De repente vai direto ao carro, destrava-o e empurra-o pela ribanceira abaixo. Nós nem queríamos acreditar. Saímos disparados e conseguimos evitar que fosse pela ribanceira abaixo."

Conte-me.
Nós chegámos a uma casa abandonada mas desconhecíamos que vivia lá um sem-abrigo. Chegámos, o sem-abrigo não estava lá e nós começámos a fotografar, descansados. De repente começámos a vê-lo aproximar-se da casa. Tínhamos o carro alugado parado em frente à casa, e vêmo-lo a aproximar-se, a aproximar-se.

Foi na direção do carro?
Sim. De repente vai direto ao carro, destrava-o e empurra-o pela ribanceira abaixo. Nós nem queríamos acreditar. Saímos disparados e conseguimos evitar que fosse pela ribanceira abaixo. Ficámos furiosos, fomos logo direitos a ele.

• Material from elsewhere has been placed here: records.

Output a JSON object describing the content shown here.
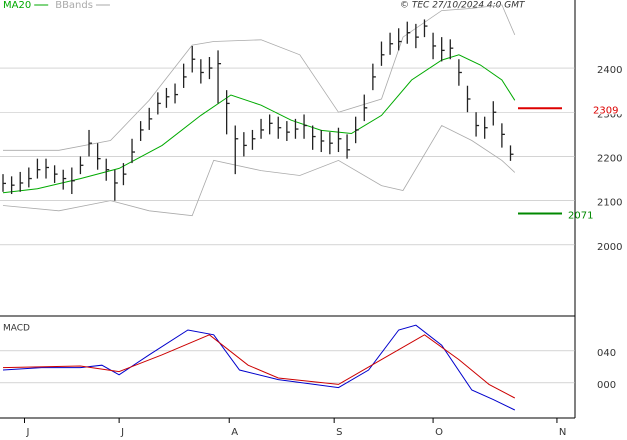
{
  "chart_data": [
    {
      "type": "ohlc",
      "credit": "© TEC 27/10/2024 4:0 GMT",
      "legend": [
        {
          "name": "MA20",
          "color": "#00aa00"
        },
        {
          "name": "BBands",
          "color": "#aaaaaa"
        }
      ],
      "color": "#222222",
      "x": [
        0,
        2,
        4,
        6,
        8,
        10,
        12,
        14,
        16,
        18,
        20,
        22,
        24,
        26,
        28,
        30,
        32,
        34,
        36,
        38,
        40,
        42,
        44,
        46,
        48,
        50,
        52,
        54,
        56,
        58,
        60,
        62,
        64,
        66,
        68,
        70,
        72,
        74,
        76,
        78,
        80,
        82,
        84,
        86,
        88,
        90,
        92,
        94,
        96,
        98,
        100,
        102,
        104,
        106,
        108,
        110,
        112,
        114,
        116,
        118
      ],
      "high": [
        2160,
        2155,
        2165,
        2175,
        2195,
        2195,
        2180,
        2170,
        2175,
        2200,
        2260,
        2230,
        2195,
        2170,
        2185,
        2240,
        2280,
        2310,
        2345,
        2355,
        2365,
        2410,
        2450,
        2420,
        2425,
        2440,
        2350,
        2270,
        2255,
        2260,
        2285,
        2295,
        2290,
        2280,
        2285,
        2295,
        2270,
        2260,
        2255,
        2265,
        2250,
        2290,
        2340,
        2410,
        2460,
        2480,
        2490,
        2505,
        2500,
        2510,
        2480,
        2470,
        2465,
        2420,
        2360,
        2300,
        2290,
        2325,
        2275,
        2225
      ],
      "low": [
        2120,
        2115,
        2120,
        2130,
        2150,
        2150,
        2140,
        2125,
        2115,
        2160,
        2200,
        2170,
        2145,
        2100,
        2135,
        2185,
        2235,
        2260,
        2295,
        2310,
        2320,
        2355,
        2390,
        2365,
        2375,
        2320,
        2250,
        2160,
        2200,
        2215,
        2240,
        2250,
        2240,
        2235,
        2240,
        2240,
        2215,
        2210,
        2205,
        2210,
        2195,
        2230,
        2280,
        2350,
        2405,
        2430,
        2440,
        2455,
        2445,
        2470,
        2420,
        2415,
        2420,
        2360,
        2300,
        2245,
        2240,
        2270,
        2220,
        2190
      ],
      "close": [
        2139,
        2135,
        2140,
        2150,
        2170,
        2175,
        2160,
        2150,
        2145,
        2180,
        2230,
        2195,
        2170,
        2140,
        2160,
        2210,
        2260,
        2285,
        2320,
        2335,
        2340,
        2380,
        2420,
        2390,
        2400,
        2410,
        2320,
        2240,
        2225,
        2240,
        2260,
        2275,
        2265,
        2255,
        2262,
        2270,
        2245,
        2235,
        2230,
        2240,
        2215,
        2260,
        2310,
        2380,
        2430,
        2455,
        2460,
        2480,
        2470,
        2495,
        2450,
        2440,
        2445,
        2390,
        2330,
        2270,
        2265,
        2300,
        2250,
        2205
      ],
      "ma": {
        "x": [
          0,
          8,
          18,
          27,
          37,
          46,
          53,
          60,
          67,
          74,
          81,
          88,
          95,
          102,
          106,
          111,
          116,
          119
        ],
        "values": [
          2118,
          2127,
          2150,
          2173,
          2225,
          2293,
          2339,
          2316,
          2282,
          2259,
          2252,
          2293,
          2373,
          2418,
          2430,
          2407,
          2373,
          2327
        ]
      },
      "bands": {
        "x": [
          0,
          13,
          25,
          34,
          44,
          49,
          60,
          69,
          78,
          88,
          93,
          102,
          109,
          116,
          119
        ],
        "upper": [
          2214,
          2214,
          2236,
          2327,
          2452,
          2460,
          2464,
          2430,
          2300,
          2330,
          2470,
          2530,
          2535,
          2543,
          2475
        ],
        "lower": [
          2089,
          2077,
          2100,
          2077,
          2066,
          2191,
          2168,
          2157,
          2191,
          2134,
          2123,
          2270,
          2236,
          2191,
          2164
        ]
      },
      "levels": [
        {
          "value": 2309,
          "color": "#dd0000"
        },
        {
          "value": 2071,
          "color": "#008800"
        }
      ],
      "xlim": [
        -0.7,
        133
      ],
      "xticks": [
        {
          "value": 5,
          "label": "J"
        },
        {
          "value": 27,
          "label": "J"
        },
        {
          "value": 52.6,
          "label": "A"
        },
        {
          "value": 77,
          "label": "S"
        },
        {
          "value": 100,
          "label": "O"
        },
        {
          "value": 128.8,
          "label": "N"
        }
      ],
      "ylim": [
        1839,
        2554
      ],
      "yticks": [
        2000,
        2100,
        2200,
        2300,
        2400
      ],
      "grid": true
    },
    {
      "type": "macd",
      "title": "MACD",
      "series": [
        {
          "color": "#0000cc",
          "x": [
            0,
            9,
            18,
            23,
            27,
            34,
            43,
            49,
            55,
            64,
            78,
            85,
            92,
            96,
            102,
            109,
            114,
            119
          ],
          "values": [
            16,
            19,
            19,
            22,
            10,
            35,
            66,
            60,
            16,
            4,
            -6,
            16,
            66,
            72,
            47,
            -9,
            -21,
            -34
          ]
        },
        {
          "color": "#cc0000",
          "x": [
            0,
            18,
            27,
            37,
            48,
            57,
            64,
            78,
            88,
            98,
            106,
            113,
            119
          ],
          "values": [
            19,
            21,
            14,
            35,
            60,
            22,
            6,
            -2,
            29,
            60,
            29,
            -2,
            -19
          ]
        }
      ],
      "ylim": [
        -44,
        81
      ],
      "yticks": [
        {
          "value": 40,
          "label": "040"
        },
        {
          "value": 0,
          "label": "000"
        }
      ],
      "grid": true
    }
  ]
}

Não partimos para a violência obviamente, mas dissemos-lhe: "Mas você é maluco?". Percebemos que ele era um sem-abrigo, mal sabia falar. Só dizia: "My home, my home". Foi uma situação desagradável, porque de facto podíamos ter ficado sem o carro.

Qual é a história mais engraçada por que passou?
Uma casa em Sintra. Foi possivelmente a história mais caricata. Estava com os meus amigos e, a passar de carro, vimos uma moradia dos anos 40 ou 50 completamente degradada. O terreno sem tratamento, as paredes com a tinta a cair. Era o típico abandonado, estávamos completamente convencidos disso. Entrámos pelo portão que estava aberto e chegámos à porta, que também estava encostada. Pensámos: "Olha que maravilha, está aqui uma casa abandonada." Surpresa das surpresas, entrámos na casa e estava lá sentado um senhor sentado a ver televisão.

O senhor viu-vos?
Sim, ficou surpreendido com a nossa presença. Eu disse: "Desculpe lá, enganámo-nos na casa". Ele ficou a olhar para nós sem dizer nada e nós fomo-nos embora. Acho que foi o episódio mais caricato que tive a fotografar abandonados. Passámos a tarde a rir.